A Tennessee golf club is home to two nesting bald eagles
Pair named Elliott and Eloise recently joined by two eaglets
Eagle Cam set up in 2012 has been viewed by nearly one million worldwide
Course has been recipient of several environmental awards
Eagles may be thin on the ground for most golfers at the Bear Trace course at Harrison Bay. But up in the treetops, it’s a different matter.
Bald eagles Elliott and Eloise have been par for the course at the Tennessee club for the past three and a half years, scoring highly with both local and global audiences thanks to a camera installed by their nest in a pine tree behind the 10th green.
“The eagles came in and started building a nest in December 2010,” explains golf course superintendent Paul Carter.
“The first year they had two eaglets and both fledged successfully. We were just watching them from the ground not really knowing what was going on until about mid-May when two black heads popped up out of the nest.”
The discovery prompted Carter to install an Eagle Cam which has been live since early 2012. This year, the pair – who were given their names by Carter’s daughter – welcomed two more eaglets who go by the more functional names of HB5 and HB6.

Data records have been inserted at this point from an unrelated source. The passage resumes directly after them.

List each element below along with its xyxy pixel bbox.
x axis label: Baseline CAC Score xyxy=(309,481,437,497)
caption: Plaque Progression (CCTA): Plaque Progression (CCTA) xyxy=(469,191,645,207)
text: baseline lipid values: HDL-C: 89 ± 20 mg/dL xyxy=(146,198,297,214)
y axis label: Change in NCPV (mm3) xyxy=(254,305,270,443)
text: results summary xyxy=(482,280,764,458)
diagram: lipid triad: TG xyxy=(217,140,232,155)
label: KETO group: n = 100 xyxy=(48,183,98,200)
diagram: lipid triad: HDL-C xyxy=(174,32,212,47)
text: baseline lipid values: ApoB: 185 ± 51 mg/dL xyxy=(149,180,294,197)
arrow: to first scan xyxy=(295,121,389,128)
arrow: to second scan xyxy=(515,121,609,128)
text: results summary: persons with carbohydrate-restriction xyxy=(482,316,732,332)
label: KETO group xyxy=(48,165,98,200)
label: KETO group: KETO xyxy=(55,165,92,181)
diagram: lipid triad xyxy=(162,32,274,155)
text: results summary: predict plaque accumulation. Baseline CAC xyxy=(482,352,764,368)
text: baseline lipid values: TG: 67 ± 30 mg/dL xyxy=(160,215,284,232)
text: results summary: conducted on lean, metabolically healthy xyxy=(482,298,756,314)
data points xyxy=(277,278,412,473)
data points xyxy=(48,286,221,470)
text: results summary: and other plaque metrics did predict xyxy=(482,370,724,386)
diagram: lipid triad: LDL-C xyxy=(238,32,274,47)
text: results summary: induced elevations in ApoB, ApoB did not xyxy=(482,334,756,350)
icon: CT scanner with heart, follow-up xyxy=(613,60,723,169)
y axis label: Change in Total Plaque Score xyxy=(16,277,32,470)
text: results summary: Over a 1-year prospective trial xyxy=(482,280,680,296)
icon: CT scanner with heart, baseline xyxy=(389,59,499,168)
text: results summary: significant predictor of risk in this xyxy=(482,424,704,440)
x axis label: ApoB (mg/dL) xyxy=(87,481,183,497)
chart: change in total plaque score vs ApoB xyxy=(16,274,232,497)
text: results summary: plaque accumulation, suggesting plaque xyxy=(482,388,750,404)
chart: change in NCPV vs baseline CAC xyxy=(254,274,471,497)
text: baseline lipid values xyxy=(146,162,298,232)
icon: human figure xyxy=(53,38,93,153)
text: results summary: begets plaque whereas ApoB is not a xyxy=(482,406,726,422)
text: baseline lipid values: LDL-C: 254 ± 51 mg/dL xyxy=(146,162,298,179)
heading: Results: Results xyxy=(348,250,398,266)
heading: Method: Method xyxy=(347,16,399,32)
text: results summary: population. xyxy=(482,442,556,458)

Bald eagles were once on the U.S. endangered species list, but numbers of the nation’s symbol have risen since the government banned the pesticide DDT – which contaminated the birds’ food sources.
The wingspans of the female eagles, which are larger than the males, can be up to eight feet.
“Tennessee has had some good success with its eagle population, but this is the only one on a golf course that I know of. We are trying to show that golf courses can be a sustainable habitat for wildlife,” Carter told CNN ahead of Earth Day – an initiative started in 1970 aimed at improving the world’s environment, and marked globally this year on April 22.
Bear Trace’s round-the-clock live feed has received almost a million views to date. The virtual presence has also helped business at the club.
“I’ve been in the pro shop several times and people come in and ask which hole Eagle Cam is on,” Carter says. “We’ve definitely had a considerable amount of play off it.”
The project is one of many environmentally-minded measures Carter and his colleagues have tended to in recent years.
“It’s not just about how we mow the grass or what fertilizer we’re putting down. We have an education center which has environmental information, awards and pictures of the course,” he says.
Carter, who also writes about environmental improvements on a blog and gives talks, was recently recognized for his green leadership.